Why chase the Mom and Pop trader with a 100 lot order when you can sneak into a dark pool, hide your order and jump in front of a mutual fund who is seeking to execute thousands of 100 lot orders?  The Australian Stock Exchange states that Dark Pools account for 30% of Australian trading and those HFT firms operating in them are doing so under limited regulation.  We keep ignoring these black swans, and as one part of the population grows their wealth through manipulation, the other group losses their wealth through manipulation.

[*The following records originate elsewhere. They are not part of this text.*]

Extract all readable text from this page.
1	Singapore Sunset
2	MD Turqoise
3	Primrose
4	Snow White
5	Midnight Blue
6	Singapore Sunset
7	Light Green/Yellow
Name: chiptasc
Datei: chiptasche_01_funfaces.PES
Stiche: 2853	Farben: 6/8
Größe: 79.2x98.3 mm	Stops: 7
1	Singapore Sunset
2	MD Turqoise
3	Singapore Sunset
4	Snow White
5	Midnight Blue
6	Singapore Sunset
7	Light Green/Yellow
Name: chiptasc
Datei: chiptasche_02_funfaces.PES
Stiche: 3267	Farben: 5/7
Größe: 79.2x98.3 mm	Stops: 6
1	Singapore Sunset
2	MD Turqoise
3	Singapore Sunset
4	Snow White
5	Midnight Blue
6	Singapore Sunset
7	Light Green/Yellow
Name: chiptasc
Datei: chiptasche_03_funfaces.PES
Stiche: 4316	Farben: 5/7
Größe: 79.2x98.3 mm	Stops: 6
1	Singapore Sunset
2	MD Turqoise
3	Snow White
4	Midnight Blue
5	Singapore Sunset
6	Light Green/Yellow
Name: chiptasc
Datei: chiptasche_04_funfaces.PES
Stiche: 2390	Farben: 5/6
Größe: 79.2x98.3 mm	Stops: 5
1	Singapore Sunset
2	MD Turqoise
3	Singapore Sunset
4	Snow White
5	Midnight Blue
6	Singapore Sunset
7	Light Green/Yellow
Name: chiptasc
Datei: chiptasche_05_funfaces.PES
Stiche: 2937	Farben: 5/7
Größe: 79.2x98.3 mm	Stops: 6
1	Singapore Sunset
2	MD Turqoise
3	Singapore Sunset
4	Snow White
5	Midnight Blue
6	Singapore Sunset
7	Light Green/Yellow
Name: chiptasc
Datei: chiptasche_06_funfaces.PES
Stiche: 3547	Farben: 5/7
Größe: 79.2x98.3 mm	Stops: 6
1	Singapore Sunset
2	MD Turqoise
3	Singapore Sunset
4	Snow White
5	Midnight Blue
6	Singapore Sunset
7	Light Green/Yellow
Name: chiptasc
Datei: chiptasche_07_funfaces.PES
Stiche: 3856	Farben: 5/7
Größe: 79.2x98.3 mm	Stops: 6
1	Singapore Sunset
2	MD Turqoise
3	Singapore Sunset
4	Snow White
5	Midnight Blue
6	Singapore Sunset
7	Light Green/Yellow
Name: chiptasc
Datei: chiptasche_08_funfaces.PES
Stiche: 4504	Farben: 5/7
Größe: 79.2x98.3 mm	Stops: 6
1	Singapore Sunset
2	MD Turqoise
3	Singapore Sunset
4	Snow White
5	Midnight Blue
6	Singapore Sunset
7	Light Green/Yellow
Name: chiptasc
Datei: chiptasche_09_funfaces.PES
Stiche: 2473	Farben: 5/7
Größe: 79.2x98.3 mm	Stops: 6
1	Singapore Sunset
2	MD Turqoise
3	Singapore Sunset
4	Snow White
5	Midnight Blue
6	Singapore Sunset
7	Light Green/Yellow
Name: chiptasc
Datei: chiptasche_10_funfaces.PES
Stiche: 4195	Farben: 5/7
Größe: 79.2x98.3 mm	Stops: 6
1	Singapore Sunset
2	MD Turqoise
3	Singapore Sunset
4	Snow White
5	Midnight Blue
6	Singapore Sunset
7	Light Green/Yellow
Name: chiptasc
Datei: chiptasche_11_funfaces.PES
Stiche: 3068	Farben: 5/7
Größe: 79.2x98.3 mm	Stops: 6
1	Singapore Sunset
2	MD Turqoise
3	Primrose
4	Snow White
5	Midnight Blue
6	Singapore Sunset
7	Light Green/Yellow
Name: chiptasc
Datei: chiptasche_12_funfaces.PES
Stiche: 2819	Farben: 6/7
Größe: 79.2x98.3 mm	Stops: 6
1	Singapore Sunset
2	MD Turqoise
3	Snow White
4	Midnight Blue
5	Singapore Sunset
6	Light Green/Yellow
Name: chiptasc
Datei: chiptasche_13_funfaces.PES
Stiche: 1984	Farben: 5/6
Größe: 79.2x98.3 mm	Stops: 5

We have rationalized, with the silliest of reasons, how prices have moved during periods of extreme HFT manipulation and battle activity:

  1. The Flash Crash (May 6, 2010)
  2. The BATS IPO
  3. The Facebook IPO
  4. Apple Halts
  5. Knight Capital 

ASX has stated:

There is clear evidence, both in Australia and overseas, that an increase in dark execution results … in higher costs for investors and a negative impact on price discovery” and “moreover, the proliferation of trading venues and algorithmic trading significantly increases the risk of unexpected market movements or disruption.

Now we have an exchange that is warning of the dangers of under regulated, misunderstood, super-fast colocated trading, well after Themis Trading started, followed by ZeroHedge, Nanex, and Calibrated Confidence.  The tick-by-tick analysis of each of these events screams of the short falls we have in regulation, market plumbing, and participant intelligence.  As colleges pump out another new round of financial interns that only learned what their respective schools taught them (since individual intellectual curiosity is “out of style”), more people armed uninformed viewpoints will enter the fray and continue to make problems for outlets like ours to find solutions, such as those proclaiming the accuracy of the Efficient Market Hypothesis.  It’s more like a Broken Market Conclusion

The Australian Securities and Investments Commision does offer a solution whereby they plan to:

limit the migration of trades to dark pools by allowing trades of $1 million or more for the 26 biggest and most actively traded shares, trades of $500,000 or more for a group of 28 shares and $200,000 for others.

ASX says the $1 million threshold is too low and it has called for a review on the limit, urging a $25K mimimum limit to imposed on dark pool trades.  The question remains though, how long will it take before the superfast traders find a new way to toss around all the liquidity they are capturing for themselves by manipulating physics and the structural make up for capital formation market centers?